At the 80th United Nations General Assembly, Antigua and Barbuda’s Prime Minister, the Honourable Gaston Browne urged world leaders to embrace bold climate finance reform and a fair energy transition, warning that vulnerable nations cannot continue to bear the highest costs of a crisis they did not create.

“The climate crisis is not a forecast for my people—it is a daily reality,” the Prime Minister declared. “Our shores retreat, storms intensify, droughts devastate. Justice demands that those who contributed most to this destruction pay their fair share for the solutions.”

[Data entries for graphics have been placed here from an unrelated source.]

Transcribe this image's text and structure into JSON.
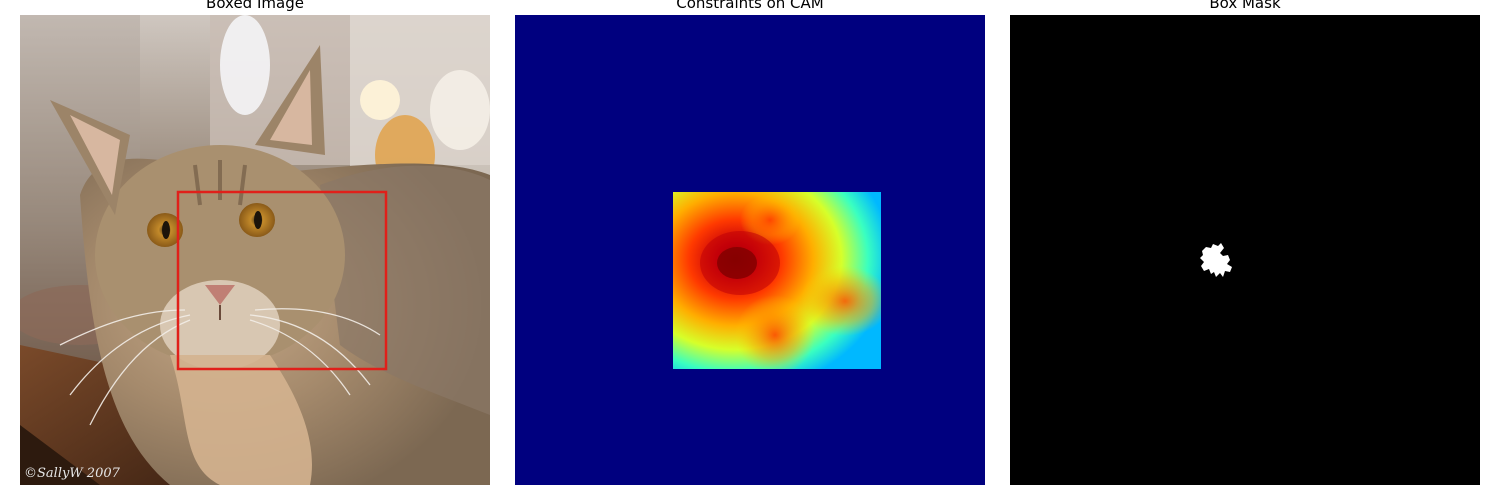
{
  "panels": [
    {
      "title": "Boxed Image",
      "watermark": "©SallyW 2007"
    },
    {
      "title": "Constraints on CAM"
    },
    {
      "title": "Box Mask"
    }
  ],
  "colors": {
    "box_outline": "#e0201a",
    "cam_background": "#00007f",
    "mask_background": "#000000",
    "mask_foreground": "#ffffff"
  },
  "icons": {
    "photo": "cat-photo-icon",
    "heatmap": "heatmap-icon",
    "mask": "mask-blob-icon"
  }
}
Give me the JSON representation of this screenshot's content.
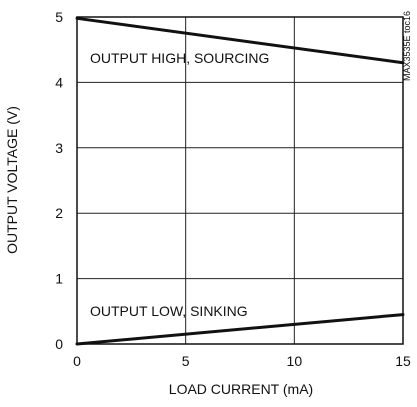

The Prime Minister advanced a five-point plan for fair climate finance.  He said that there should be the imposition of a global levy on the heaviest corporate and state emitters, with proceeds directed to adaptation, loss and damage, and resilience financing.  In addition, he called for the operationalization of the Loss and Damage Fund as promised—front-loaded, predictable, and disbursed on objective triggers so that help arrives “at the speed of need.”

Prime Minister Browne also called for the adoption of the MVI across all international financial institutions to determine concessional access based on vulnerability, not outdated income measures.  In addition, he called for the extension of long repayment periods, low fixed rates, generous grace periods, and climate-resilient debt clauses that pause payments after verified shocks.

The country’s leader also stated that vulnerable states should be offered lending in domestic currencies to eliminate foreign-exchange penalties that deepen debt without delivering value.

“Debt swells and resilience stalls when we are forced to rebuild with expensive borrowing,” Prime Minister Browne stressed. “We need justice in finance—not charity. Fair terms for vulnerable nations are the minimum price of survival.”